Both Haye and Frampton were telling the truth, they were speaking from the heart, and should not be criticised. It is the way they are conditioned, and what they believe.
Perhaps the term ‘quitter’ needs to be refined. It’s one thing to not prepare properly and turn your back after three rounds but it’s another thing entirely, I’d argue, to admit you can’t go on after a gruelling and painful fight that has left you hurt and injured.
Fighters, and the trade as a whole, should be encouraged to show more compassion. Just because they have made it out the other side of a punishing fight doesn’t mean every boxer can or does. Furthermore, it is frankly impossible to know for sure exactly what is going on inside the brain or body of another.

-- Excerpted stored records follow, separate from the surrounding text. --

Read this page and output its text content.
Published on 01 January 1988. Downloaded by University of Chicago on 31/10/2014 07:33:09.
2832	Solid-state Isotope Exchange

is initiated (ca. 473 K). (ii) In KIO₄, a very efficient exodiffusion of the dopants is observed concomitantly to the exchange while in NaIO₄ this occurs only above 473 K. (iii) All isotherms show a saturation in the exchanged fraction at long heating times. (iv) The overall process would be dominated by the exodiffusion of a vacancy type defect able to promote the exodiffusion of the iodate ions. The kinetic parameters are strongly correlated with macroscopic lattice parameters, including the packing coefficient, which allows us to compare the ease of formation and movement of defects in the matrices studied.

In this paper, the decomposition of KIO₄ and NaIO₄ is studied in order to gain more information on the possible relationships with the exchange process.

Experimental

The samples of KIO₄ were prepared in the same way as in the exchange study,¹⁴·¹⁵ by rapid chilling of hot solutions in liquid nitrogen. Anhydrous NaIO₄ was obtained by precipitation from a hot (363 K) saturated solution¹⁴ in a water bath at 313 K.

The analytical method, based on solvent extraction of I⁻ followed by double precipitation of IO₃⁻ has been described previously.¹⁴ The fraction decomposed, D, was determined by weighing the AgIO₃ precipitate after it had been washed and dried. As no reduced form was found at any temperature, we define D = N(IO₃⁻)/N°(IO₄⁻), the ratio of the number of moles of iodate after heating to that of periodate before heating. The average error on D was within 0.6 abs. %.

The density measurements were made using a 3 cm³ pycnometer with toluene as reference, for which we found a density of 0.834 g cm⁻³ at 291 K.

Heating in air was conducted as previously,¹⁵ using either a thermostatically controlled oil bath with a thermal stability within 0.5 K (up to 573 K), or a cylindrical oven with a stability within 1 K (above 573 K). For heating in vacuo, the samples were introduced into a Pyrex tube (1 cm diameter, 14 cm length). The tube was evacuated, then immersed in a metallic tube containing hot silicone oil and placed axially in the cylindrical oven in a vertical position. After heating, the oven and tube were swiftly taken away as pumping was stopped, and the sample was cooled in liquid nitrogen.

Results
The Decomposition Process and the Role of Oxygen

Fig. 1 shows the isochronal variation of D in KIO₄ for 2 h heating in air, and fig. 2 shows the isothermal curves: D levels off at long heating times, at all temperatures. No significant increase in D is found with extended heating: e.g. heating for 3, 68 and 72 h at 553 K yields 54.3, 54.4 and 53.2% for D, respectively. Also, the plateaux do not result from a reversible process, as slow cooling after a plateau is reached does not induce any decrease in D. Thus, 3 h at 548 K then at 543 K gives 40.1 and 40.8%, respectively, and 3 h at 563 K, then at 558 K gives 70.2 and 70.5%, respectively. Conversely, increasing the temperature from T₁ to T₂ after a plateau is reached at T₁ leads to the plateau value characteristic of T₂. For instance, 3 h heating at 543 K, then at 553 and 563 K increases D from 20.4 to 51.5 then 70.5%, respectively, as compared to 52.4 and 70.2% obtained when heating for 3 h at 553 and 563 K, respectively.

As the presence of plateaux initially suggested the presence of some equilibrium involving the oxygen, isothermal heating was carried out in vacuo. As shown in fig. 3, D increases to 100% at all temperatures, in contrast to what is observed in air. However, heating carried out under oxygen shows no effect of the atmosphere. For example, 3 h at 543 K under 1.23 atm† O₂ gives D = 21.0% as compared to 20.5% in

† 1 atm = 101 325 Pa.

It’s not just chastising ‘quitters’ that’s the problem, it’s the violent standard it sets.
Gerald McClellan, against Nigel Benn in 1995, took a knee and thus broke the warrior code only to save his reputation by then being taken out of the ring on a stretcher. He remains physically and mentally disabled to this day. The commentary from that fight still haunts, 25 years on. More recently, Mike Towell went into his 2016 contest with Dale Evans knowing he had been suffering from serious headaches yet, as a boxer, as a warrior, he felt he could not tell anyone about the extent of them. He was stopped in five rounds and died the day after the fight. Thankfully, cases like McClellan’s and Towell’s are very rare. But if it wasn’t such a taboo to admit distress perhaps they wouldn’t be used as such gruesome examples today.
“Quitters never win and winners never quit,” Chris Eubank Jnr tweeted in the aftermath of Dubois’ defeat, like he has after Kell Brook has lost in the past, in perhaps the most blatant nod to the warrior code. In countless interviews conducted with Junior I have never once heard him admit he’s been hurt. If that’s true, if he hasn’t felt horrific pain and anguish in a boxing ring, is it fair to pass judgement on those who have?
Similarly, go back and look at the archives of our 60-Second interviews; ninety per cent of boxers will name a fighter they defeated as their ‘toughest opponent’ as opposed to a fighter that actually beat them. Again, that is not a criticism of them it’s just another example of that brutal, unrelenting and unforgiving mindset.
What Daniel Dubois did against Joe Joyce on Saturday night was brave in the extreme. He knew his boxing family, his younger siblings who put him on a pedestal, were watching from the balcony. He knew that by taking a knee and not getting up, by admitting to the world he was in serious distress, he was breaking the rules that have shaped his every waking move for the last 12 years. He also knew, in that moment, that he could not continue. He should only be applauded for making that call.
I have encountered plenty of ex-boxers who lived by the warrior code, who took their punches without complaint but today, as they struggle to string a sentence together, they’re unable to explain why.